The Florida Department of Juvenile Justice, First Lady Casey DeSantis, the Florida Juvenile Justice Foundation, the Florida Juvenile Justice Association (FJJA), and community partners recently honored the 2021 DJJ Youth Ambassadors during Youth Success Day.
Youth Success Day is recognized every year by DJJ and its partners to celebrate the accomplishments and hard work of youth in the state of Florida. DJJ Youth Ambassadors are youth who have turned their lives around for the better after contact with the juvenile justice system or who have participated in prevention programs for children at risk of entering the system. These ambassadors will serve as role models for other at-risk kids throughout the state.
“DJJ Youth Ambassadors are an amazing example of how through resiliency and strength, we can persevere through life’s challenges,” said First Lady Casey DeSantis. “Their stories and commitment to achieving their dreams no matter their circumstances will inspire other children and young adults who are facing similar hardships.”
“It is an honor to recognize our DJJ Youth Ambassadors and share how they have triumphed over tragedy and adversity to turn around their lives for the better,” said DJJ Acting Secretary Josie Tamayo. “Our Youth Ambassadors have worked hard to reach their goals, and we look forward to seeing all they will accomplish in the future.”
This year’s DJJ Youth Ambassadors were honored during the virtual FJJA Legislative Conference. DJJ solicits nominations for the Youth Ambassador Award from providers, community stakeholders and the public at large. Youth Ambassadors received a certificate and Youth Investment Award from the Florida Juvenile Justice Foundation, which is the direct support organization for DJJ. The 2021 Ambassadors are as follows:
Meagan was placed in the foster care system early in life and joined the Pace Center for Girls Hernando as a way to cope with her issues. At Pace, Meagan developed a passion for drawing and art and through her artistic talent was able to discover her voice. Meagan became a spokesperson for Pace and attended the Pace Day at the Capitol where she served as an advocate for girls like herself. In addition, Meagan was selected to serve as a Senate Page during legislative session. Meagan now serves as Pace’s statewide leadership representative where she participates in national trainings. She is also an excellent communicator and has spoken at several community events.

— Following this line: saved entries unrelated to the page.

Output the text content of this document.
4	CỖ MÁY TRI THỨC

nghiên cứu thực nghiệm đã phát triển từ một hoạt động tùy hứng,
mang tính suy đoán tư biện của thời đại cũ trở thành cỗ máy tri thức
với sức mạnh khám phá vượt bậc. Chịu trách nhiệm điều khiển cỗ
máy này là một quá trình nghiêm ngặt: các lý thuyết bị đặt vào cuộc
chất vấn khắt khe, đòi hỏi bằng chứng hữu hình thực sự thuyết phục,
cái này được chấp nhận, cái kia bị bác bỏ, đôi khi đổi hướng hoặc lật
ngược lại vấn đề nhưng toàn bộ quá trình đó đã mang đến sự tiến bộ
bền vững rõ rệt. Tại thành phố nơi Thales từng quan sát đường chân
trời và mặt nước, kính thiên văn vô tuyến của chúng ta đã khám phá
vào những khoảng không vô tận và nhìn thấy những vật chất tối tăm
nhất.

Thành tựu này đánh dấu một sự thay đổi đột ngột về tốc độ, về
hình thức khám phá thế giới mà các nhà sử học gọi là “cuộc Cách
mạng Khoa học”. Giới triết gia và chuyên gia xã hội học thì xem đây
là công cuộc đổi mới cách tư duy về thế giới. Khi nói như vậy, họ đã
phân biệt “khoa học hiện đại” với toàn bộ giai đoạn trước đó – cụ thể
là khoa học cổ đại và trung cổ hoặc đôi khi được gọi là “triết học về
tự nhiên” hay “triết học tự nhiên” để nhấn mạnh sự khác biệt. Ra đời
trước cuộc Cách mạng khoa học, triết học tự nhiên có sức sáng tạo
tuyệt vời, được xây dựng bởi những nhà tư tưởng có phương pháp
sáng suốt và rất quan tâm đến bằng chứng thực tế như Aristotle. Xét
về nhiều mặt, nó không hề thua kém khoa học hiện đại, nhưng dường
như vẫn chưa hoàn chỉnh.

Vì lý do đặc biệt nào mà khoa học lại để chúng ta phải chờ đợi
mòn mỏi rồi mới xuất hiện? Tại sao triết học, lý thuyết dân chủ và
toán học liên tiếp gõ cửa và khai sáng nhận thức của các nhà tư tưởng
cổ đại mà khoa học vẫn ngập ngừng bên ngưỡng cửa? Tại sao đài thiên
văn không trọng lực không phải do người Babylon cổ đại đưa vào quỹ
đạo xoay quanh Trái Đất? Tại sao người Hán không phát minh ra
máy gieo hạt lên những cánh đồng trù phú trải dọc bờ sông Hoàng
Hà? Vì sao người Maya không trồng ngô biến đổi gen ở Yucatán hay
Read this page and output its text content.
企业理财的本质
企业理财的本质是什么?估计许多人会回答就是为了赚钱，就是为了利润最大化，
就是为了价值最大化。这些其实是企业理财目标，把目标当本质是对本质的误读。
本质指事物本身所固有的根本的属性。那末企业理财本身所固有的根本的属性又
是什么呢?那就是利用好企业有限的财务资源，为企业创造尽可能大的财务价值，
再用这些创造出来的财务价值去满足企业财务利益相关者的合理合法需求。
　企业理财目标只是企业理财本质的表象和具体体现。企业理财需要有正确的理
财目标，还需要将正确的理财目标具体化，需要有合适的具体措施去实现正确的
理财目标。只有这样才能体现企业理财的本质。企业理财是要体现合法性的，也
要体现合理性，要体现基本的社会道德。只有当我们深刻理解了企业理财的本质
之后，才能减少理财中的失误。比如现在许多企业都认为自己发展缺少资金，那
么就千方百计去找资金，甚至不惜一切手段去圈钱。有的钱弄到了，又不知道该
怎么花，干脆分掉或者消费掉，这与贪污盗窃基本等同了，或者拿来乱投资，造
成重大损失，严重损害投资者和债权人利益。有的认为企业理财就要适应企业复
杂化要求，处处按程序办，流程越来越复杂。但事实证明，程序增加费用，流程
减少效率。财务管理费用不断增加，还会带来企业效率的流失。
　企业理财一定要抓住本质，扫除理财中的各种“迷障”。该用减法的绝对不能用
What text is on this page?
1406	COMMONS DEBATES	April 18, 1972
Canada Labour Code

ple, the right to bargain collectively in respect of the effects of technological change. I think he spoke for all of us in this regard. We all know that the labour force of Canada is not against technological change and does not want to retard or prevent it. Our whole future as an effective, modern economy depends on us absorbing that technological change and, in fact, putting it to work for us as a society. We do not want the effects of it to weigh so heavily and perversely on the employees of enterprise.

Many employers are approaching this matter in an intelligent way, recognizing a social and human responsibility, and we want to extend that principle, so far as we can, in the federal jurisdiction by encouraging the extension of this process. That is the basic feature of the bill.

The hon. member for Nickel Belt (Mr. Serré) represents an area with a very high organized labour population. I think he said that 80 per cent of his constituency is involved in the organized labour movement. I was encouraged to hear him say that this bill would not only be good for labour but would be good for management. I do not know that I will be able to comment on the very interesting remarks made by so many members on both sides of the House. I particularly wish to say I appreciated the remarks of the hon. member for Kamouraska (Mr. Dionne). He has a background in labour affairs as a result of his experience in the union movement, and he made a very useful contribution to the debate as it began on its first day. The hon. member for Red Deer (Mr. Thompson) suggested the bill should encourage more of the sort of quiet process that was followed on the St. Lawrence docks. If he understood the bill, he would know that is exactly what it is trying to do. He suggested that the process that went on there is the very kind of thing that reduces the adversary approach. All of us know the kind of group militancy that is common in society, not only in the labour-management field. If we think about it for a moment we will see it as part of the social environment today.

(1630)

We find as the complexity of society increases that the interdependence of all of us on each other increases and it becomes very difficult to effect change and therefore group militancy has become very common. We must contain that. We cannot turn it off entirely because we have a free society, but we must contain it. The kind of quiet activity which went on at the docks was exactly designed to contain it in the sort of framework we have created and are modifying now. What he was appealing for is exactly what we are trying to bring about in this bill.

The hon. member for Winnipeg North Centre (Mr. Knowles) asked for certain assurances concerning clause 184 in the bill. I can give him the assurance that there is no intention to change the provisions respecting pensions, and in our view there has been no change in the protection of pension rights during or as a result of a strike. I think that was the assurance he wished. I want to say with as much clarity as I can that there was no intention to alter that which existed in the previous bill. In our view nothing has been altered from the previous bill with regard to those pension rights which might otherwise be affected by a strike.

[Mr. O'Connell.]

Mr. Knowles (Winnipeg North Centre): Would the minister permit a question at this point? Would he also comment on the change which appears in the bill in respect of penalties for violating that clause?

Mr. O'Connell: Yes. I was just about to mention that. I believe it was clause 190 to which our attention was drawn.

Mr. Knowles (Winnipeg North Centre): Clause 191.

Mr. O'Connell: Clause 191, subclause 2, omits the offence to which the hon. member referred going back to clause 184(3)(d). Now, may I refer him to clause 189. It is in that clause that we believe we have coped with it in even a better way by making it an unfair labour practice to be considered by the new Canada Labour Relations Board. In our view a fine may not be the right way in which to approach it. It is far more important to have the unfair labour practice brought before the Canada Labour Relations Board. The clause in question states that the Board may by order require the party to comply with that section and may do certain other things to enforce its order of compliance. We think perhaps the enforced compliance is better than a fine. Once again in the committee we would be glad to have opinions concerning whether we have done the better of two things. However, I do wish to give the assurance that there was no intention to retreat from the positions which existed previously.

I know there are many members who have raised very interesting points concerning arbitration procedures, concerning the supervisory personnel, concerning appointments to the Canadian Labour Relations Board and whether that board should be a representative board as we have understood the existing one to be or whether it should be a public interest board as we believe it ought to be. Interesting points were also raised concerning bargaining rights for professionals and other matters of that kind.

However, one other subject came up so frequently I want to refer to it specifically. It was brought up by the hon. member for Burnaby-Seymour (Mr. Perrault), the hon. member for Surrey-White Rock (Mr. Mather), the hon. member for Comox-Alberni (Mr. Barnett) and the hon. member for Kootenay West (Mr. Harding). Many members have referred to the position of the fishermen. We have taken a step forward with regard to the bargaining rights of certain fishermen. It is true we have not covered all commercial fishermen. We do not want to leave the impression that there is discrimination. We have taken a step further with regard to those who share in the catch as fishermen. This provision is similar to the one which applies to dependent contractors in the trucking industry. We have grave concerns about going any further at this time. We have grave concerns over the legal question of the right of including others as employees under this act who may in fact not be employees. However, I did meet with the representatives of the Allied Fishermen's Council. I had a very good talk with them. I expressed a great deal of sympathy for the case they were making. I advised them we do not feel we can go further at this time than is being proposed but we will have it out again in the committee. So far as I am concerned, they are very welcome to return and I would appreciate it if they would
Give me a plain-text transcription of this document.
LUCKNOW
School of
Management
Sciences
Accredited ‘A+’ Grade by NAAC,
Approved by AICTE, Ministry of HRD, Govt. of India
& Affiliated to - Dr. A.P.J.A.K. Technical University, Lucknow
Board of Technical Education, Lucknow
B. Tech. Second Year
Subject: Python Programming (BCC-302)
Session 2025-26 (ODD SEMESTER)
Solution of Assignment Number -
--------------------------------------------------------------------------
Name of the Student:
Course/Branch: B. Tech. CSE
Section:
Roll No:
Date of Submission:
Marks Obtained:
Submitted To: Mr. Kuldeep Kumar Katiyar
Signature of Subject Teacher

Miguel faced trouble early on in elementary school which followed him throughout most of his school years. One day, he found that the trouble didn’t merely lead him to suspension, but also involvement with the juvenile justice system and placement into a residential commitment program. While at the residential program, Manuel’s older sister was involved in a car accident that took her life as well as the life of the father of her two small children. This tragedy led Manuel to make the decision to change his life and start working towards his goals. Manuel enrolled with Eckerd Connects Project Bridge and after earning his GED and two vocational certifications, Manuel now has a full-time job and has taken on additional opportunities to help him provide for his nephews. Manuel has transitioned from a young person at-risk to a young man full of promise who is dedicated to his family and to sharing his story with others.
Lily faced instability in her life and joined Big Brothers Big Sisters (BBBS) Miami where she was matched with her Big Sister who helped her deal with issues around having an incarcerated parent and with the loss of her grandmother. Lily learned to develop independent coping skills and is now thriving as an honor student who is involved in her school’s honor society and criminal justice club. Lily is also part of a national network of students who came together to advocate for violence prevention after the Sandy Hook shooting. Lily openly shares her experiences, both as a child of an incarcerated parent and as a Little Sister in the BBBS program, to inspire others to become involved and positively impact other youth who are facing obstacles similar to hers.